Das muß ich doch herübergehört haben, denn sonst könnte ich's nicht wissen. Nun weiß ich aber auch, daß der alte Kickel plötzlich von seinem Sitze emporschnellte und mit weitschwingendem Arme, an welchem das Hemd flatterte, an die gegenüberstehende Stubentür einen Kirschkern warf, der dann wieder mitten in die Stube zurücksprang. Dabei sagte er »Puff!« und lachte kreischend auf. Und das tat er mehrmals, wozu die anderen sagten: Es sei schon recht, er solle in die Tür nur ein Loch werfen, damit man in die Küche hinausgucken könne,[202] ob am Herde heute auch noch Sterz gekocht werde. Jetzt hob der Kickel seinen anderen Arm und »Puff« schleuderte er die handvoll Kerne auf einmal an die Tür, daß es knatterte wie bei einem Hagelwetter. Dabei verzerrte der Alte sein Gesicht und stieß einen Fluch aus. Nun stand an unserem Tische der Hausvater auf, ging zum tobenden Alten und sagte begütigend: »Na, na, Kickel, nur nicht so arg. In der Stube so viele Kirschbäume säen! Es wachst ja doch keiner. Sei gescheit, Kickel!«

Bei mir daheim würde der Vater anders geredet haben, wenn so ein Übermut die Stube mit Kirschkernen vollgeworfen hätte.

Nun stellte sich der alte Knecht vor den Hausvater, faltete die Hände und rief mit einer vor Angst stöhnenden Stimme: »Zutrum, Zutrum! Ich weiß mir nicht zu helfen. Er meldet sich halt schon wieder!«

»Michel! Natzel!« sagte der Hausvater zu zwei anderen Knechten, »bringt den Kickel in sein Bett. Es ist für ihn Zeit zum Schlafengehen.«

Dann haben sie den Kickel hinausgeführt.

Jetzt, was soll das bedeuten?

»Und es ist auch für die Kinder Zeit zum Schlafengehen,« setzte der Hausvater bei. »Der Waldbauernbub soll im Oberstübel schlafen.«

Die Enttäuschung war arg.

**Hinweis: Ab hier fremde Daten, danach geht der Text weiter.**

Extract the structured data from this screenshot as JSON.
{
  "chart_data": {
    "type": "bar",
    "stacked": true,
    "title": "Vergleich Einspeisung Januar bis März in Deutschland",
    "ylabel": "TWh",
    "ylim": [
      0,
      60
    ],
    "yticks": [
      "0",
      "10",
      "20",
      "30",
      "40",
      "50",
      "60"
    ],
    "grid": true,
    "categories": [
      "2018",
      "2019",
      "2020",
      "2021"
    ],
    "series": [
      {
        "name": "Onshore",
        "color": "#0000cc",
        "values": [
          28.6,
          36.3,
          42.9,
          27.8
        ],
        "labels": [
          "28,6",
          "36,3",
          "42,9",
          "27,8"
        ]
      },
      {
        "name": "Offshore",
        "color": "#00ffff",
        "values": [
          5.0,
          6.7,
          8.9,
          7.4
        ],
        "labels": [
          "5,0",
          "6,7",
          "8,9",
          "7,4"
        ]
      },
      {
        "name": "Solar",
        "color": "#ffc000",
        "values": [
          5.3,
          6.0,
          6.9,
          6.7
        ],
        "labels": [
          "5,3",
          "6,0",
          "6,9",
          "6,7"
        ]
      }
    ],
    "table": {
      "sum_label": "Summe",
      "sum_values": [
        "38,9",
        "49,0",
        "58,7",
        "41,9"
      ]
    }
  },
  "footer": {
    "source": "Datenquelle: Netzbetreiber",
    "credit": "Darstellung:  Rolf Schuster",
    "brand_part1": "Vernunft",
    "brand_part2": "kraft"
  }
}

Da hatte ich gedacht, der Simmerl und ich würden nebeneinander auf einem Stadt im Heu liegen dürfen, eigentlich der Hauptgrund, weshalb ich mitgegangen war in dieses fremde Haus. Nach dem Maße des Schmerzes darüber, daß es mit[203] dem Heu nichts war, und daß ich ganz allein sollte schlafen müssen in einer finsteren Kammer, werden mir wohl die Tränen in die Augen getreten sein. Bemerkt muß die Hausmutter so etwas haben, weil sie sagte: »Er kann ja auch im Stübel beim Simmerl schlafen, ein Bett steht leer.«

»Auch recht. Aber nicht zu lang schwatzen, Buben!« Also der Hausvater. Darauf ging der Simmerl zu seinen Eltern, küßte ihnen die Hand und sagte: »Gute Nacht!« – Diese Art gefiel mir über die Maßen, und ich beschloß sie auch bei mir daheim einzuführen. Dazu gekommen bin ich zwar nicht; ich hatte mich bei meinen Eltern stets geschämt, ganz schlimm zu sein, aber ich hatte mich immer auch geschämt, ganz brav zu sein; besonders gewisse Förmlichkeiten, so gut sie mir auch gefielen, widerstrebten mir, wenn ich sie selbst ausführen sollte.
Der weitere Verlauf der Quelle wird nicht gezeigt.